0

Link to similar problem
(assuming above link provides context)

For a very limited duration, Mongodb in my case, receives a lot of connections. During this time-span if any insert happens, multiple duplicate documents get created.

Please note that, from code, I'm saving only one document. However, mongodb stores duplicates with different _ids. Many solutions suggest adding unique index on collection, but it isn't possible in my case.

What could be the best way of making sure that for one insert operation, there is only one entry in the database?
Also, what is the reason it creates duplicate documents? I use mongoengine. Is it mongodb, mongoengine or webserver (apache) that is making retry insert calls and why?

Versions used:
mongoengine 0.8.7
pymongo 2.8.1
mongodb 2.6.12
Python 2.7.12

  • Dear Aparna, welcome on StackOverflow. Please read https://stackoverflow.com/help/on-topic. The question should include all the context within the question itself, and since you have discovered the similar question, you may want to explain why the answer doesn't work for you. – Alex Blex Feb 28 '18 at 13:07
  • I'm not sure if duplicate records are getting created because of excessive connections or some other cause. Also, no answer in the similar question explains why the duplication occurs. – Aparna Kulkarni Feb 28 '18 at 13:29
  • mongodb usually does not duplicate documents by its own. Most likely the reason of duplication is your app sends multiple identical inserts. You need to debug it. Try to enable profiler to check details of the queries your app sends. – Alex Blex Feb 28 '18 at 13:52
  • I will debug it. Thanks for response @Alex. Another question, to insert, I use `save()` method of `mongoengine`, it updates record if `_id` is given, inserts otherwise. I create an object of collection type, fill its attributes and `save()` it (note that it doesn't have `_id` field). `save()` then generates `_id` and inserts document.
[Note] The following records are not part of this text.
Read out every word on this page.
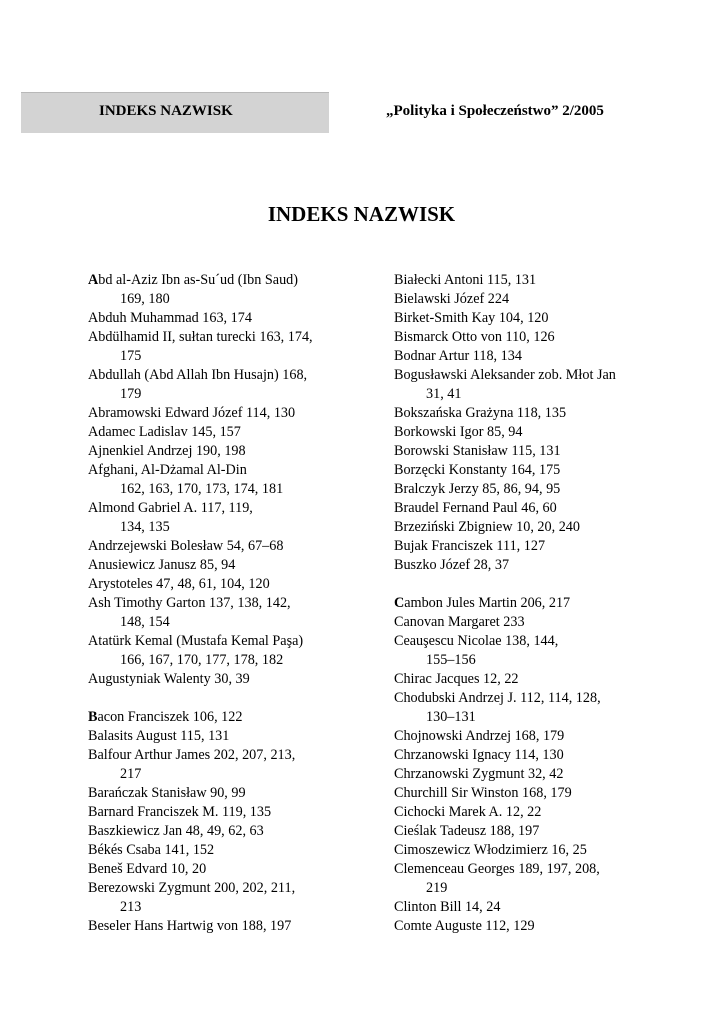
INDEKS NAZWISK	„Polityka i Społeczeństwo” 2/2005
INDEKS NAZWISK
Abd al-Aziz Ibn as-Su´ud (Ibn Saud)
169, 180
Abduh Muhammad 163, 174
Abdülhamid II, sułtan turecki 163, 174,
175
Abdullah (Abd Allah Ibn Husajn) 168,
179
Abramowski Edward Józef 114, 130
Adamec Ladislav 145, 157
Ajnenkiel Andrzej 190, 198
Afghani, Al-Dżamal Al-Din
162, 163, 170, 173, 174, 181
Almond Gabriel A. 117, 119,
134, 135
Andrzejewski Bolesław 54, 67–68
Anusiewicz Janusz 85, 94
Arystoteles 47, 48, 61, 104, 120
Ash Timothy Garton 137, 138, 142,
148, 154
Atatürk Kemal (Mustafa Kemal Paşa)
166, 167, 170, 177, 178, 182
Augustyniak Walenty 30, 39
Bacon Franciszek 106, 122
Balasits August 115, 131
Balfour Arthur James 202, 207, 213,
217
Barańczak Stanisław 90, 99
Barnard Franciszek M. 119, 135
Baszkiewicz Jan 48, 49, 62, 63
Békés Csaba 141, 152
Beneš Edvard 10, 20
Berezowski Zygmunt 200, 202, 211,
213
Beseler Hans Hartwig von 188, 197
Białecki Antoni 115, 131
Bielawski Józef 224
Birket-Smith Kay 104, 120
Bismarck Otto von 110, 126
Bodnar Artur 118, 134
Bogusławski Aleksander zob. Młot Jan
31, 41
Bokszańska Grażyna 118, 135
Borkowski Igor 85, 94
Borowski Stanisław 115, 131
Borzęcki Konstanty 164, 175
Bralczyk Jerzy 85, 86, 94, 95
Braudel Fernand Paul 46, 60
Brzeziński Zbigniew 10, 20, 240
Bujak Franciszek 111, 127
Buszko Józef 28, 37
Cambon Jules Martin 206, 217
Canovan Margaret 233
Ceauşescu Nicolae 138, 144,
155–156
Chirac Jacques 12, 22
Chodubski Andrzej J. 112, 114, 128,
130–131
Chojnowski Andrzej 168, 179
Chrzanowski Ignacy 114, 130
Chrzanowski Zygmunt 32, 42
Churchill Sir Winston 168, 179
Cichocki Marek A. 12, 22
Cieślak Tadeusz 188, 197
Cimoszewicz Włodzimierz 16, 25
Clemenceau Georges 189, 197, 208,
219
Clinton Bill 14, 24
Comte Auguste 112, 129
Is there a possibility that `save()` itself is making many calls with different `_id`s? Should I use `update(upsert=True, **kwargs)` instead? – Aparna Kulkarni Feb 28 '18 at 14:19
  • It must be the driver who generates the _id, not mongoengine. upserts will help to hide the problem and prevent duplicates, but if I were you, I'd try to solve the cause of the problem instead. It's very unlikely that `save()` results with multiple inserts. If it does and you can reliable reproduce it in isolation, please file a bug report at https://github.com/MongoEngine/mongoengine/issues – Alex Blex Feb 28 '18 at 14:30

1 Answers1

1

Upsert is another way to avoid duplicate entries, bulk upsert document bulk upsert pymongo

updateBulk = db.collection.initialize_unordered_bulk_op()

updateBulk.find({
                    "field1":"field1",
                    "field2":"field2",
                      ...
                      ...
                      ...
                   "fieldn":"fieldn"

                }).upsert().update_one({'$set': {
                   "field1":"field1",
                    "field2":"field2",
                      ...
                      ...
                      ...
                   "fieldn":"fieldn",
                    }})

result1 = updateBulk.execute();
Murugan Perumal
  • 975
  • 5
  • 15